Preparing for China’s Next Move in the South China Sea

  July 18, 2016   Op-Ed Columns

Op-ed column originally published at

By Dean Cheng

On July 12th, The Hague’s Permanent Court of Arbitration issued one of the most widely anticipated decisions in its history. After nearly four years of deliberation, the Court issued findings regarding several South China Sea issues, based on a case filed by the Philippines against the People’s Republic of China (PRC). The Court’s findings were overwhelmingly in favor of the Philippine position on issue after issue.

Perhaps most centrally, the Court concluded that China’s “9-dash line,” which Beijing has regularly referenced with regards to its claims in the South China Sea, does not grant it rights and resources in those waters. In addition, the Court also ruled on the legal status of every terrain feature in the Spratly islands area that the Philippines had incorporated in its case. In doing so, it concluded that none of them are, in fact, ‘islands,” in the legal sense, and therefore none are entitled to 200 nautical mile exclusive economic zones (EEZ)—at most, some merit a 12 nautical mile territorial sea zone.

It is essential to note that at no point did the Court make findings on sovereignty, which is beyond the purview of the U.N. Convention on the Law of the Sea, and was not made subject to the case by the Philippines in any regard. But as various features were found not to be islands, or were situated on the Philippine continental shelf, the effect on various sovereignty claims remains to be seen.

What does the Court’s decision mean?

We are likely to see a significant amping of China’s public opinion warfare and legal warfare operations, in order for China to wrest control of the narrative. Already, CCTV (China Central Television) and other key Chinese media outlets are trying to influence global audiences with the message that the very fact that the tribunal found in favor of the Philippines on most issues delegitimizes its findings. That China refused to participate in the proceedings, and that China’s claims were expansive and over-reaching, of course is left unmentioned.
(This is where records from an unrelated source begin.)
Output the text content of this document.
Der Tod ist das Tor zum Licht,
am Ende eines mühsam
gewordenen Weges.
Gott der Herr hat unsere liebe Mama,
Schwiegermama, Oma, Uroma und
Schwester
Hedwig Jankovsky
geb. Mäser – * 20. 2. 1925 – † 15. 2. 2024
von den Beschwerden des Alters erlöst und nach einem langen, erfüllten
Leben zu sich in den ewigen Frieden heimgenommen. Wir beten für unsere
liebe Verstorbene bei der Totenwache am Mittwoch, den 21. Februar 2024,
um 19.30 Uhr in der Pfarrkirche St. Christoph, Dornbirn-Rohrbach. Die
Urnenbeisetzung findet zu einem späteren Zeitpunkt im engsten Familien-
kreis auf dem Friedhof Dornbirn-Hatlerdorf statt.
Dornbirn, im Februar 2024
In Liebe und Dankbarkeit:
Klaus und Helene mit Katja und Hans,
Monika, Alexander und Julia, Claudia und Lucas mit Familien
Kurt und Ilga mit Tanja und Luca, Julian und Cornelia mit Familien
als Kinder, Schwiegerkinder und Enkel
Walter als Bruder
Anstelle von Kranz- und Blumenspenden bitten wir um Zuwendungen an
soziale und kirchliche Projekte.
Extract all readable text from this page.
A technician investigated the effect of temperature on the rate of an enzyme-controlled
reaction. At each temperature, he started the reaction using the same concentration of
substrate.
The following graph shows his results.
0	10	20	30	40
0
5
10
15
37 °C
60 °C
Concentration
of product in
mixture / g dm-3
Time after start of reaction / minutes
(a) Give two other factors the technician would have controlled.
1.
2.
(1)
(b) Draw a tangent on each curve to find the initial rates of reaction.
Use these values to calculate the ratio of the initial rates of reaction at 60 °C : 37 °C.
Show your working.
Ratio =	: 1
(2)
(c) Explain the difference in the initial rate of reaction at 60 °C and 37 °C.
Indeed, China’s assiduous efforts to establish footholds in various mass media outlets will likely come into play as this issue grinds on. China is prepared to exploit a network of radio stations it controls in other nations, including the United States and Europe, to spread its message challenging the validity of the findings and impartiality of the court. China is also trying to influence other forms of mass media, including movies (China’s Dalian Wanda Group is trying to become the world’s largest movie-theater company as it buys Europe’s largest theater chain), to promote China’s position.

This is consistent with broader, longstanding Chinese efforts at “political warfare.” As Chinese military writings have observed, the ability to conduct the “three warfares”—legal, public opinion, and psychological—are an essential part of setting the stage for future conflicts. The “three warfares” are the hardest form of “soft power.” This loss in the courtroom is likely to spur the Chinese to redouble their efforts in the “three warfares,” to ensure that the next case will turn out differently.

The Chinese effort is in the longer term. For the United States, the essential point and immediate challenge is to ensure regional stability. Chinese decision-makers must be under no illusion that they can militarily overturn the Court’s rulings, such as by declaring a South China Sea air defense identification zone (ADIZ) and compelling air traffic to submit to Chinese control. Should Beijing increase its military presence (China has built 3,000 meter runways on several of its artificial islands, which can support advanced combat aircraft operations), this would pose a threat to sea lanes that carry $5.3 trillion in trade and shipping.

No member of the global economy can view such a threat with equanimity.